When I first decided to sing. Well, my father said, “You’re going to do an album,” so I did an album. After that first album in 1980, that’s when I first felt the love from the gay community. They embraced me greatly, and I was flabbergasted, actually, because it was all so new. I’ve been overwhelmed by the undying devotion, which is really wonderful. I love it.
And you’ve returned the favor.
Well, that support comes from my heart, but it’s always good to give back. They embrace me, so I embrace them.
You got another stamp of approval from the gay community when you were asked to be a guest judge on RuPaul’s Drag Race this season. How was that experience?
I love RuPaul to death. He’s been a friend for many years, and it’s wonderful to be around him. But I did think, Oh, my God, they’re all going to be so gorgeous, and their makeup is going to be so over-the-top. I’m going to look like Plain Jane!
I’ll bet you could teach those queens a thing or two, Miss La Toya. Remember when you raised money for APLA on Halloween 2009 by working at Millions of Milkshakes in West Hollywood while wearing a big orange wig and silver catsuit? I’m not sure what look you were giving, but you were giving a look.
[Laughs] I was doing one of the Jetsons. Maybe you’re right, but there’s a lot that I have to learn too. Believe it or not, I learn a lot from the gays. And those drag queens were girlier than any of the girls I know, so it was great to learn new techniques and tricks of the trade. I learn a lot of dialogue and vocabulary from you guys too, by the way. Like “tucking.”
Richard Hatch is representing the gay community on Celebrity Apprentice this season. Did you two get along?
You know what? Richard Hatch and I got along just fine. It’s interesting, because everyone was a little intimidated by him in the beginning, but Richard’s actually a nice guy. I liked him very much.
The show hasn’t even aired, but people are already talking about the feud between contestants NeNe Leakes and Star Jones. Did you get caught in the middle of that drama?
Let’s just put it this way: There’s a lot of drama. I prefer peace, but sometimes you’re put in situations you don’t wish to be in, so you have to try to make the best of it.
Are you Team NeNe or Team Star?
Oh, Team NeNe, by far.
Really? That surprises me.
I know it does. But I’ll be truthful with you: NeNe’s bark is much bigger than her bite. Deep down inside, NeNe has a heart, and I can’t say that for everybody else.

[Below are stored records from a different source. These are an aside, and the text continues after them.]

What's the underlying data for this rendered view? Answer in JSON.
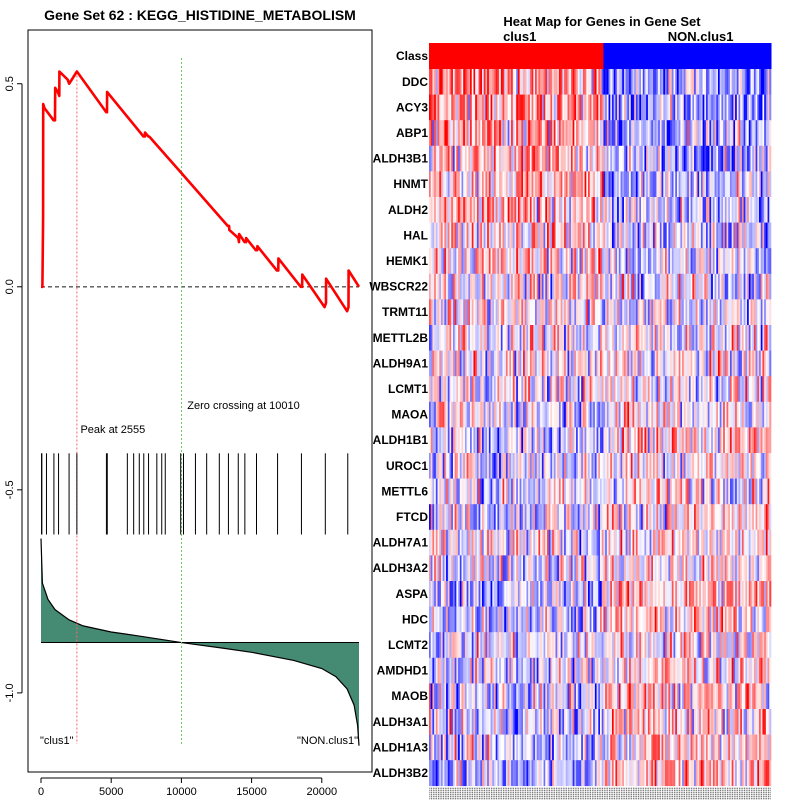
{
  "chart_data": [
    {
      "type": "line",
      "name": "enrichment-plot",
      "title": "Gene Set  62 : KEGG_HISTIDINE_METABOLISM",
      "xlabel": "",
      "ylabel": "",
      "xlim": [
        0,
        22650
      ],
      "ylim": [
        -1.18,
        0.62
      ],
      "x_ticks": [
        0,
        5000,
        10000,
        15000,
        20000
      ],
      "x_tick_labels": [
        "0",
        "5000",
        "10000",
        "15000",
        "20000"
      ],
      "y_ticks": [
        0.5,
        0.0,
        -0.5,
        -1.0
      ],
      "y_tick_labels": [
        "0.5",
        "0.0",
        "-0.5",
        "-1.0"
      ],
      "running_es": {
        "name": "Running enrichment score",
        "color": "#ff0000",
        "x": [
          0,
          100,
          150,
          160,
          250,
          900,
          1000,
          1010,
          1200,
          1300,
          1310,
          1900,
          2000,
          2010,
          2555,
          4650,
          4700,
          4710,
          7300,
          7400,
          7410,
          7650,
          7700,
          7710,
          10010,
          13300,
          13400,
          13410,
          14050,
          14100,
          14110,
          14500,
          14600,
          14610,
          15300,
          15400,
          15410,
          16800,
          16900,
          16910,
          18500,
          18600,
          18610,
          20200,
          20300,
          20310,
          21800,
          21900,
          21910,
          22650
        ],
        "y": [
          0,
          0,
          0.17,
          0.45,
          0.44,
          0.41,
          0.41,
          0.49,
          0.48,
          0.47,
          0.53,
          0.51,
          0.5,
          0.5,
          0.53,
          0.43,
          0.43,
          0.48,
          0.37,
          0.37,
          0.38,
          0.37,
          0.37,
          0.37,
          0.28,
          0.15,
          0.15,
          0.14,
          0.12,
          0.11,
          0.13,
          0.11,
          0.11,
          0.12,
          0.09,
          0.09,
          0.1,
          0.04,
          0.04,
          0.07,
          0.0,
          0.0,
          0.03,
          -0.05,
          -0.04,
          0.02,
          -0.06,
          -0.05,
          0.04,
          0.0
        ]
      },
      "baseline": 0.0,
      "peak": {
        "x": 2555,
        "label": "Peak at 2555",
        "color": "#ff6666"
      },
      "zero_crossing": {
        "x": 10010,
        "label": "Zero crossing at 10010",
        "color": "#66cc66"
      },
      "gene_hits": {
        "y_range": [
          -0.41,
          -0.61
        ],
        "x": [
          40,
          60,
          390,
          920,
          1250,
          2000,
          2555,
          4660,
          4720,
          6150,
          6600,
          7000,
          7320,
          7660,
          8250,
          8600,
          8850,
          9950,
          10150,
          11000,
          11800,
          12700,
          13350,
          14050,
          14520,
          15350,
          16850,
          18550,
          20250,
          21850
        ]
      },
      "ranked_metric": {
        "fill": "#458b74",
        "zero_level": -0.876,
        "x": [
          0,
          100,
          500,
          1000,
          2000,
          3000,
          5000,
          7000,
          10010,
          13000,
          15000,
          18000,
          20000,
          21000,
          21800,
          22300,
          22550,
          22650
        ],
        "y": [
          -0.62,
          -0.73,
          -0.77,
          -0.795,
          -0.82,
          -0.835,
          -0.85,
          -0.86,
          -0.876,
          -0.89,
          -0.9,
          -0.92,
          -0.94,
          -0.96,
          -0.99,
          -1.03,
          -1.08,
          -1.13
        ]
      },
      "class_labels": {
        "left": "\"clus1\"",
        "right": "\"NON.clus1\""
      }
    },
    {
      "type": "heatmap",
      "name": "gene-set-heatmap",
      "title": "Heat Map for Genes in Gene Set",
      "class_row_label": "Class",
      "classes": [
        {
          "label": "clus1",
          "color": "#ff0000",
          "fraction": 0.51
        },
        {
          "label": "NON.clus1",
          "color": "#0000ff",
          "fraction": 0.49
        }
      ],
      "genes": [
        "DDC",
        "ACY3",
        "ABP1",
        "ALDH3B1",
        "HNMT",
        "ALDH2",
        "HAL",
        "HEMK1",
        "WBSCR22",
        "TRMT11",
        "METTL2B",
        "ALDH9A1",
        "LCMT1",
        "MAOA",
        "ALDH1B1",
        "UROC1",
        "METTL6",
        "FTCD",
        "ALDH7A1",
        "ALDH3A2",
        "ASPA",
        "HDC",
        "LCMT2",
        "AMDHD1",
        "MAOB",
        "ALDH3A1",
        "ALDH1A3",
        "ALDH3B2"
      ],
      "n_samples": 200,
      "gene_bias": [
        0.45,
        0.4,
        0.35,
        0.3,
        0.3,
        0.25,
        0.2,
        0.15,
        0.1,
        0.05,
        0.0,
        0.0,
        -0.02,
        -0.05,
        -0.2,
        -0.1,
        -0.1,
        -0.1,
        -0.05,
        -0.05,
        -0.25,
        -0.15,
        -0.1,
        -0.15,
        -0.2,
        -0.2,
        -0.2,
        -0.3
      ],
      "color_scale": {
        "low": "#0000ff",
        "mid": "#ffffff",
        "high": "#ff0000"
      }
    }
  ]
}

Star has said that NeNe perpetuates the stereotype of the “bombastic black woman.” Is that valid?
That’s their fight, and I’m going to leave it to them to battle it out, but we all need to conduct ourselves like the young women that we are.

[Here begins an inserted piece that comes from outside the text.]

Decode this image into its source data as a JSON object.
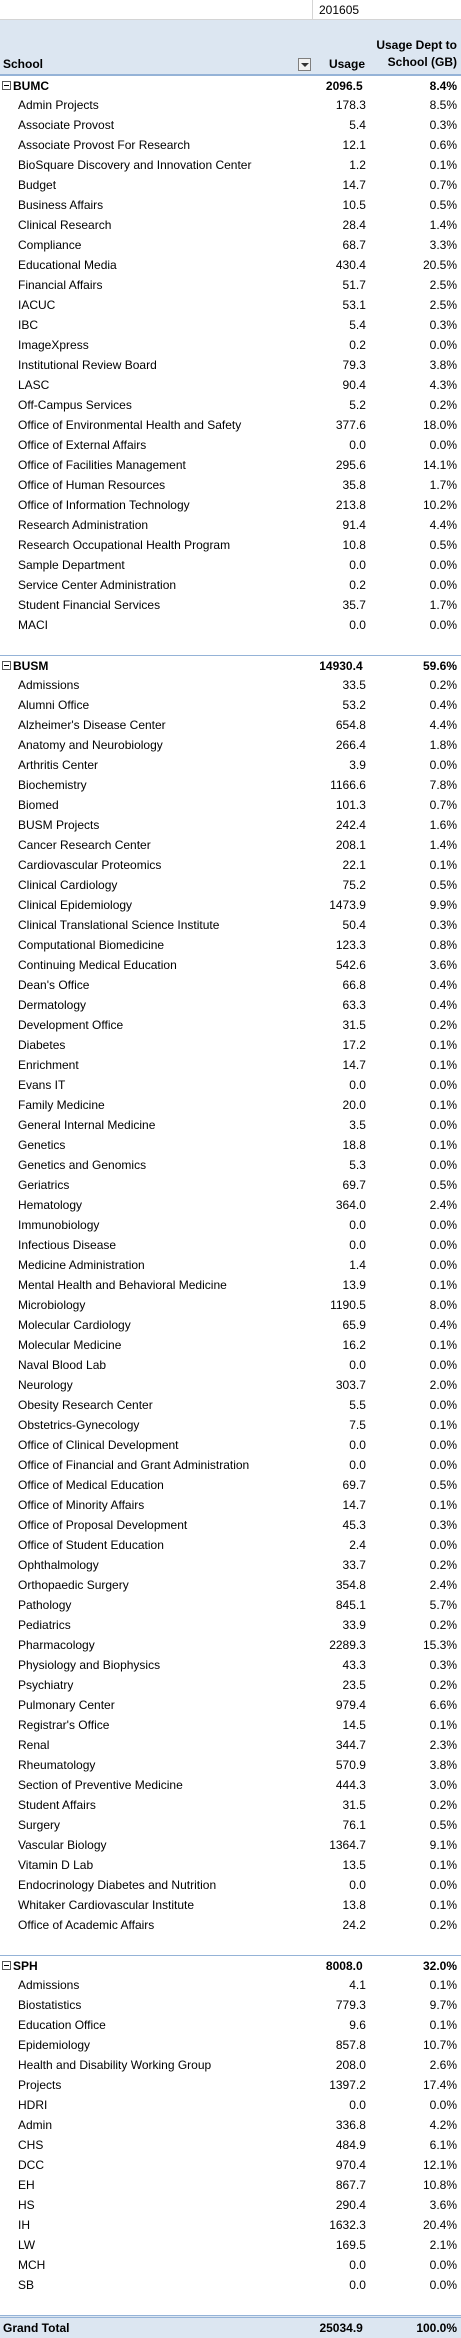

What was it like working with Donald Trump?
Incredible. He’s really done a wonderful thing here, reaching out to these celebrities to come fight for different charities. It’s brilliant.
Your album Startin’ Over was originally scheduled for release in 2003. There have been some roadblocks along the way, but will Startin’ Over finally get a release this year?
Absolutely. It’s going to finally happen this year. It’s time. I’m really excited about the songs, and I know you guys will be terribly surprised.
On your 2004 dance hit “Just Wanna Dance,” you sing about clubgoers not knowing if you’re “a he or a she” and kicking it “with a girl or a man.” Will any other songs on the album appeal to or resonate with the LGBT community in particular?
That’s an understatement. Just remember these three words: love, honor, and obey.